The look suits Katagiri – you wouldn’t expect someone who talks to frogs to look ordinary – but when it comes to the domestic crises that dominate the film, the distorted features get in the way of quiet drama.
What’s more, Földes overloads the narrative by shoehorning half a dozen or so short stories into the plot. The most successful adaptations of Murak mi – Lee Chang-dong’s Burning and Ryusuke Hamaguchi’s Oscar-winning Drive My Car – take a single story and expand its world.
Yet the six sprawling chapters of Blind Willow don’t linger long enough in the mind to establish that elusive Murakami touch for more than a few minutes at a time.
Nevertheless, the film manages to work, if only in fits and starts, when the setting is intimate enough that the aesthetics don’t get in the way. There are brief moments when Földes and his voice cast capture Murakami’s essence, conveying a deceptively calm exterior that hides startling and sometimes absurd forces beneath.
Most curiously, Földes initially intended Blind Willow, Sleeping Woman to be a hybrid of live action and animation.
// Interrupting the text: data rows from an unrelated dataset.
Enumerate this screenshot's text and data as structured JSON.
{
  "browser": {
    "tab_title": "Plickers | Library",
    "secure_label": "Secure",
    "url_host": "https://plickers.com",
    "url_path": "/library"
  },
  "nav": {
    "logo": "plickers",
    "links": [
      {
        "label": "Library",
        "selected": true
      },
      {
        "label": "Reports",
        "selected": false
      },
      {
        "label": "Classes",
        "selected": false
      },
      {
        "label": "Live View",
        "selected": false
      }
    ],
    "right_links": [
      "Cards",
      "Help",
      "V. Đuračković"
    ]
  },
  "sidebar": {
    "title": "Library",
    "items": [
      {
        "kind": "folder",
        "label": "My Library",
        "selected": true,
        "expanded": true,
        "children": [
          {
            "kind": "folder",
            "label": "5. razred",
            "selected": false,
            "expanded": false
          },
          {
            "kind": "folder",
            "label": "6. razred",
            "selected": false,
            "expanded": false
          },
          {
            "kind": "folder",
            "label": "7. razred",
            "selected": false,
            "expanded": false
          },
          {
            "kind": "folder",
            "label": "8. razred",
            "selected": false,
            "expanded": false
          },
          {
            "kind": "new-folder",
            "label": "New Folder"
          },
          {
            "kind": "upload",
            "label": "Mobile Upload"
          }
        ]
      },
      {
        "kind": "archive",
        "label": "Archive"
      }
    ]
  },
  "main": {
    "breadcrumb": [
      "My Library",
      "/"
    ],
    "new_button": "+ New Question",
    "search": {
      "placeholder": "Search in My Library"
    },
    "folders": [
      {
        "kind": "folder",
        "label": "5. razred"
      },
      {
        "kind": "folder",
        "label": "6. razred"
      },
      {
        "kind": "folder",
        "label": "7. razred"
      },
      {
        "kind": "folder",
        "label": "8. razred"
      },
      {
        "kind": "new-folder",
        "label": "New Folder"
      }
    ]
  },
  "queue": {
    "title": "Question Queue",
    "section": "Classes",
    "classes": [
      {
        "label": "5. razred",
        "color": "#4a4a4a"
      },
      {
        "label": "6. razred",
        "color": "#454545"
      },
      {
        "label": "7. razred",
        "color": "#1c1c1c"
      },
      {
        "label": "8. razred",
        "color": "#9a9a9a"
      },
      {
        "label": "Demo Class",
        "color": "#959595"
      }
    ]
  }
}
Somehow, for all the work that went into the film, it comes across as something that may have worked better as an audiobook.
There are sequences of efficient dialogue that – if you close your eyes – unspool the kind of low-key, elliptical tension that Murakami seems to be able to pull off in his sleep. But as soon as you open them again, the aggressively odd visuals ruin the illusion.